This projects uses Convolutional Neural Networks to classify music from the GTZAN dataset.
The blog post is available here: https://egarciamartin.github.io/2021/music-cnn/, where I explain the problem, solutions, and all details about the models used in the cnn.py
and CNN.ipynb
files.
- code:
- python script:
cnn.py
- jupyter notebook:
CNN.ipynb
- python script:
- models: pre-trained models
- png: figures for the blog post
- blog: blog md and pdf
- blog.pdf generated from blog.md with the following command:
pandoc blog.md --pdf-engine=xelatex -o blog.pdf
- For help on usage:
python cnn.py -h
- Example to train:
python cnn.py train ../data/genres -v -m lenet
- Example to predict:
python cnn.py predict ../data/genres/ -f ../data/genres/rock/rock.00039.wav -m cnn64 -v
The script can either train a new CNN from scratch (either a LeNet or a CNN64, for more information please check the blog), or predict what is the genre using a pre-trained model given the path to a wav song together with the path to the labels (folders).
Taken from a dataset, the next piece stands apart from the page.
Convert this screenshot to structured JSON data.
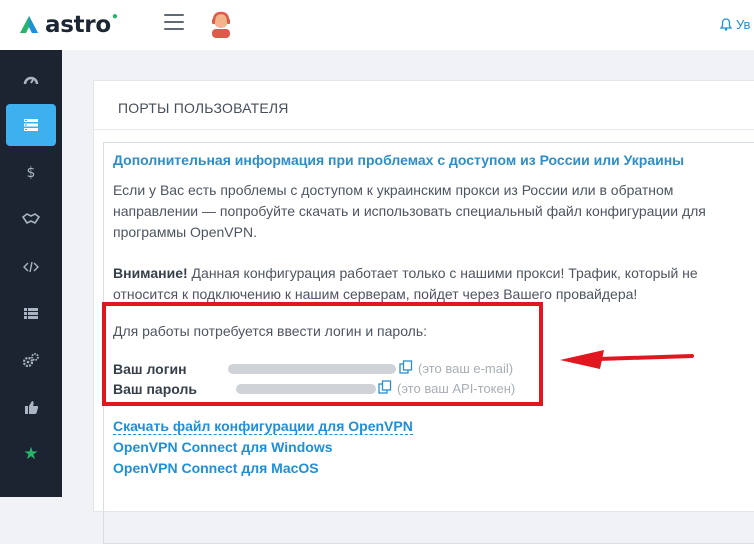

The data is obtained from: Download link and expected to be saved in a directory called data
at the same level as the code and models folders.
- CNN64: Accuracy: 87% on all training validation and test sets using the CNN64 architecture. Took around 10 hours to run
- LeNet: Accuracy on the training, validations and tests sets, respectively: 94%, 76%, 78%